Com uma população maioritariamente idosa, Cecília Sousa mostra-se indignada com o facto “dos utentes chegarem a estar 6 meses a 1 ano à espera de consulta” o que a leva a “reivindicar a colocação de mais médicos de família de modo a aliviar a agenda da única médica que dá consultas aqui no Poceirão”.

A autarca aproveitou a manifestação da população para o desafiar a criar uma Comissão de Utentes de Saúde “com vista a defender um direito previsto na nossa Constituição”.

Para Adilo Costa, vereador responsável pelo pelouro da Saúde “a questão da falta de médicos de família é extensível a todo o território, sendo que esta extensão de saúde é a que se encontra numa situação mais grave, devido à distância e pela falta de transportes públicos”.
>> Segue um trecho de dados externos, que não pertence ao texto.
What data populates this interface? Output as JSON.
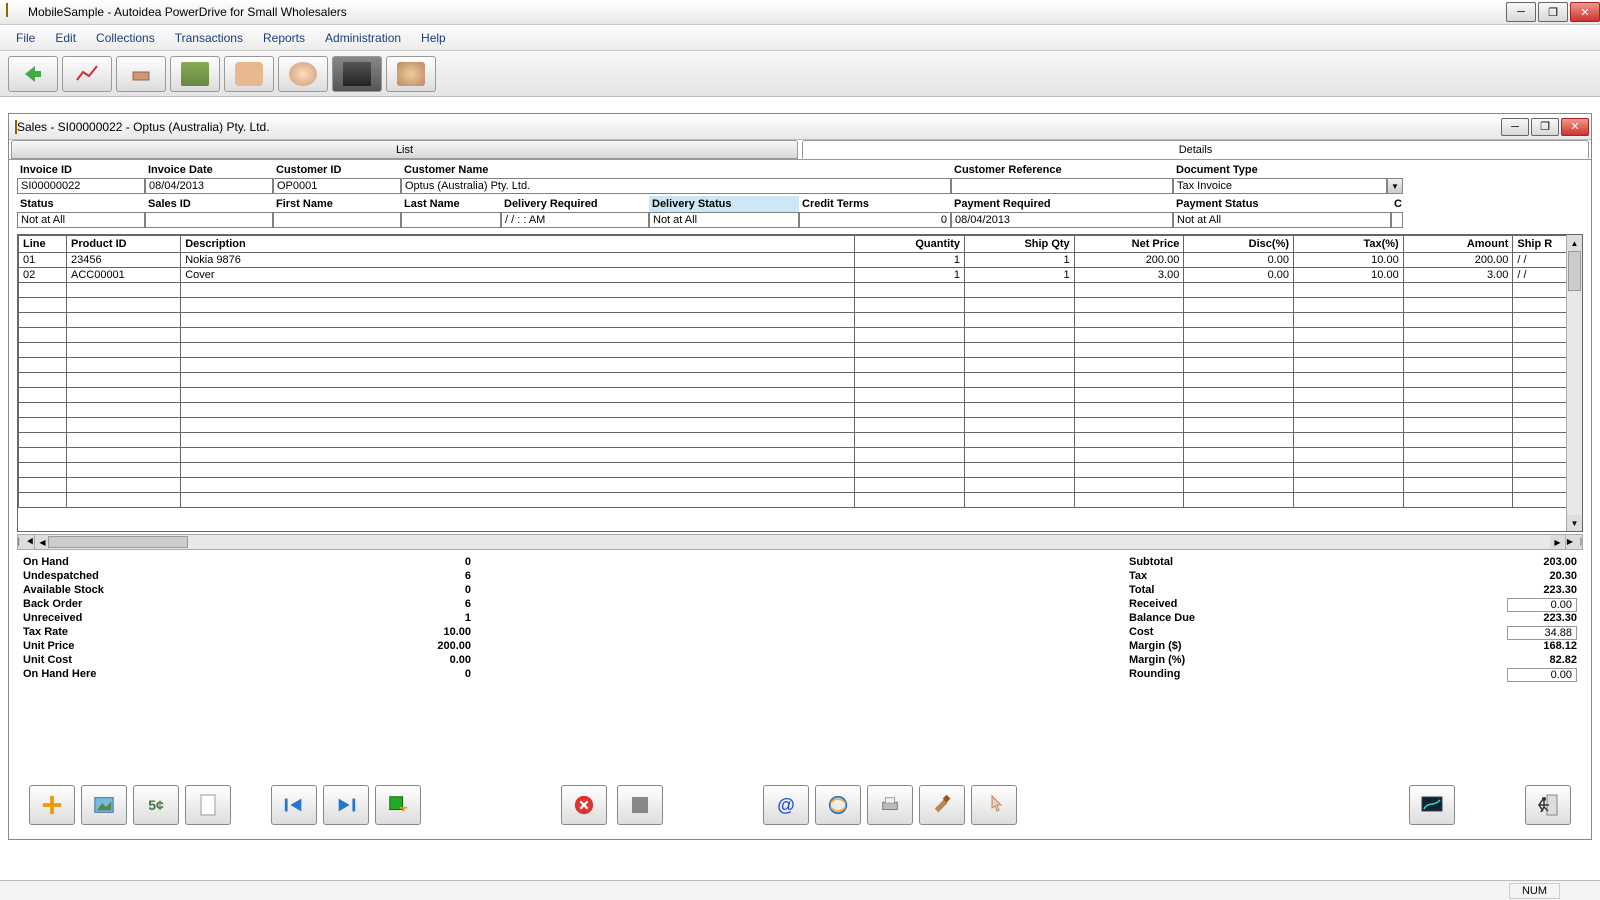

“A Câmara Municipal tem vindo a insistir com o ACES Arrábida no sentido do reforço de médicos de família, achamos que a política de “captação” de médicos para o concelho e até para a Península de Setúbal, tem de ser mais agressiva, tem que haver outro tipo de atractividade, mas tem que haver consciência que estes territórios não podem ficar sem profissionais de saúde”, acrescentou o vereador da Saúde.

Recorde-se que esta manifestação foi convocada pela União das Freguesias de Poceirão e Marateca que promete novas formas de luta.